Revisiting Silhouette Aggregation
John Pavlopoulos, Georgios Vardakas, Aristidis Likas
TL;DR
The paper addresses the vulnerability of micro-averaged Silhouette scores to cluster imbalance and argues that macro-averaging—though underused—offers greater robustness. It formalizes both aggregation strategies, introduces per-cluster sampling to enable robust macro-aggregation, and empirically validates the approach on synthetic and eight real-world datasets. The key contributions are a formal comparison of MiS and MaS, the per-cluster sampling method, and evidence that macro-averaging improves k-estimation and clustering evaluation in imbalanced settings.
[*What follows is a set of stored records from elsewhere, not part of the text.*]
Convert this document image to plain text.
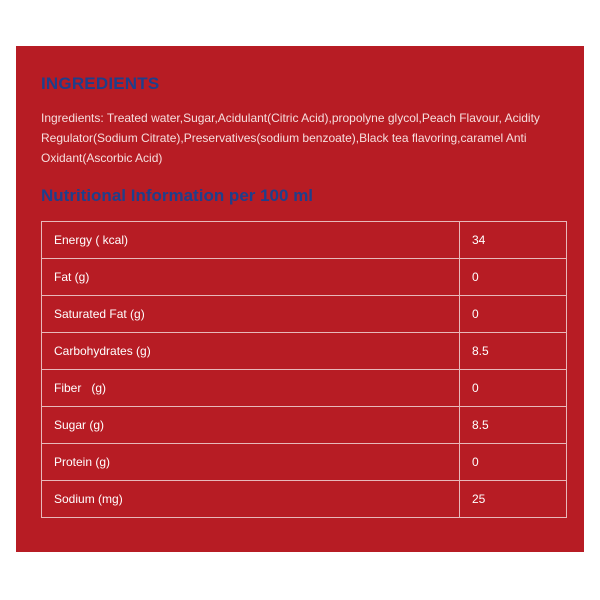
INGREDIENTS

Ingredients: Treated water,Sugar,Acidulant(Citric Acid),propolyne glycol,Peach Flavour, Acidity Regulator(Sodium Citrate),Preservatives(sodium benzoate),Black tea flavoring,caramel Anti Oxidant(Ascorbic Acid)

Nutritional Information per 100 ml
Energy ( kcal)	34
Fat (g)	0
Saturated Fat (g)	0
Carbohydrates (g)	8.5
Fiber   (g)	0
Sugar (g)	8.5
Protein (g)	0
Sodium (mg)	25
The work provides practical guidance for practitioners and includes publicly available code, advancing reliable internal validation in clustering tasks for domains where imbalance is common.
Abstract
Silhouette coefficient is an established internal clustering evaluation measure that produces a score per data point, assessing the quality of its clustering assignment. To assess the quality of the clustering of the whole dataset, the scores of all the points in the dataset are typically (micro) averaged into a single value. An alternative path, however, that is rarely employed, is to average first at the cluster level and then (macro) average across clusters. As we illustrate in this work with a synthetic example, the typical micro-averaging strategy is sensitive to cluster imbalance while the overlooked macro-averaging strategy is far more robust. By investigating macro-Silhouette further, we find that uniform sub-sampling, the only available strategy in existing libraries, harms the measure's robustness against imbalance. We address this issue by proposing a per-cluster sampling method. An experimental study on eight real-world datasets is then used to analyse both coefficients in two clustering tasks.